De pronto la mirada del músico se apagó de nuevo, y olvidándose sin duda de los que le rodeaban, rascóse con fuerza la rodilla. A poco levantó la cabeza, echóse los cabellos hacia atrás, y acercándose al violinista le quitó el instrumento.
—No ha sido nada —repitió agitando el violín—. Señores, vamos a tocar…
—¡Qué figura tan extraña! — decíanse los invitados.
—Quizá tenga un gran talento ese infeliz —dijo alguno.
—Infeliz, sí, infeliz… — pronunció un tercero.
—¡Qué hermoso semblante!… Hay en él algo extraordinario —dijo Delessov. Veamos.
II
Alberto, sin prestar atención a nadie, iba y venía a lo largo del piano, mientras templaba el violín apretado al hombro. Había plegado los labios en una sonrisa indiferente; los ojos no se le distinguían, pero la estrecha y huesosa espalda, el cuello largo y blanco, las corvas piernas y la abundante cabellera negra, le daban un aspecto extraño. Es difícil explicarlo, pero no tenía nada de ridículo. Después de haber templado el instrumento, se puso en tono y dirigiéndose al pianista que se preparaba a acompañarle.
—Melancolía, en do mayor —le dijo con un gesto imperioso. Y como para pedirle perdón por ese gesto, sonrió dulcemente y con esta sonrisa miraba al público en torno.

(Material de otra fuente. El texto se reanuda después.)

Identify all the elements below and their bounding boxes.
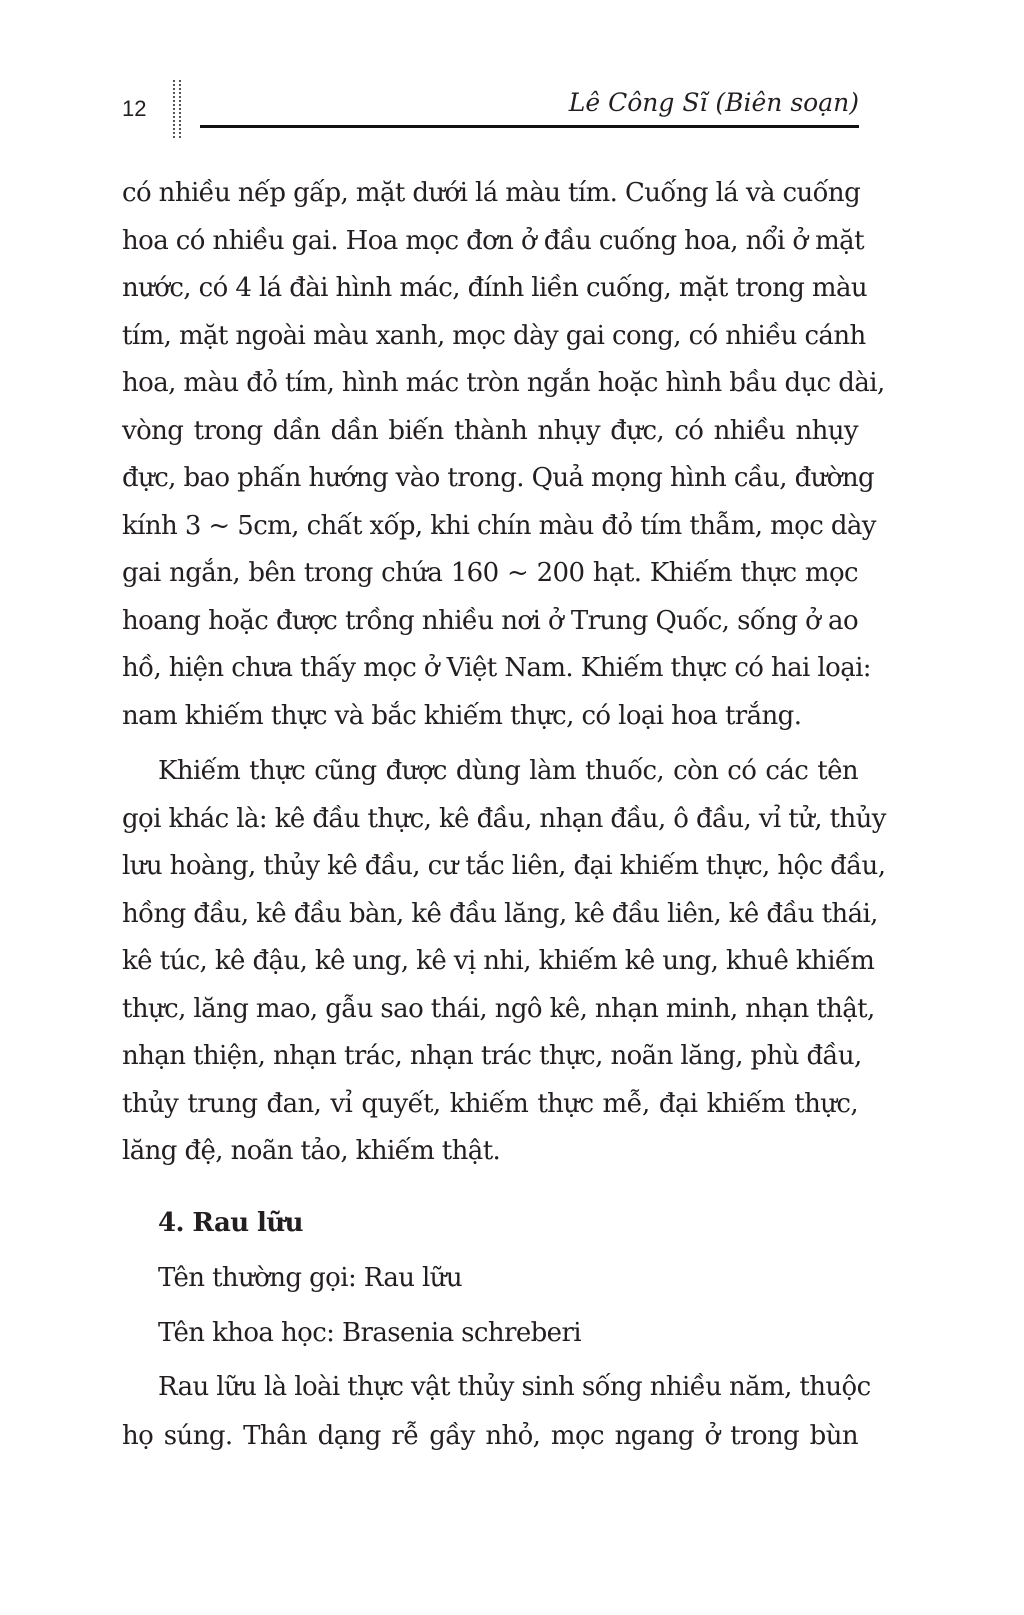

Alisándose los cabellos con la mano en que tenía el arco, Alberto se detuvo en el ángulo del piano, y, con un movimiento lento, hizo resbalar el arco por las cuerdas. Un sonido delicado y puro llenó el salón; el silencio era absoluto.
Las notas iban saliendo libres y elegantes. Desde el primer momento una luz clara, tranquila, inesperada, iluminó de súbito el mundo interior de cuantos escuchaban. Ni una sola nota falsa o exagerada turbó el silencio del auditorio. Los sonidos eran puros, armoniosos y graves. Los oyentes seguían en silencio con febril ansiedad el desenvolvimiento del tema. De un estado de fastidio, de diversiones enloquecedoras y de sueños del alma, aquellos hombres veíanse transportados a otro mundo que habían olvidado del todo. En sus almas nacía unas veces el sentimiento de la dulce contemplación del pasado, otras, el recuerdo apasionado de alguna hora feliz; ya el deseo ¡limitado de grandeza y esplendor, ya un sentimiento de sumisión, de amor no satisfecho y de tristeza. Los sonidos, tiernos y lastimeros, rápidos y desesperados, confundíanse libremente; deslizábanse uno tras otro, tan agradables, tan fuertes, tan cautivadores, que ya no se oían, sino que en el alma de cada uno se desbordaba un torrente de poesía, de belleza imaginada hacía mucho tiempo, pero sentida por primera vez.!
Alberto se exaltaba más y más, y estaba muy lejos ya de parecer feo y grotesco; con el violín apretado a la barbilla, tocaba apasionadamente, agitando nervioso las piernas o enderezándose o encorvando todo el cuerpo. Mantenía el brazo izquierdo plegado e inmóvil, y sólo sus huesudos dedos se movían nerviosamente, mientras el brazo derecho se movía con lentitud, de una manera casi insensible y elegante.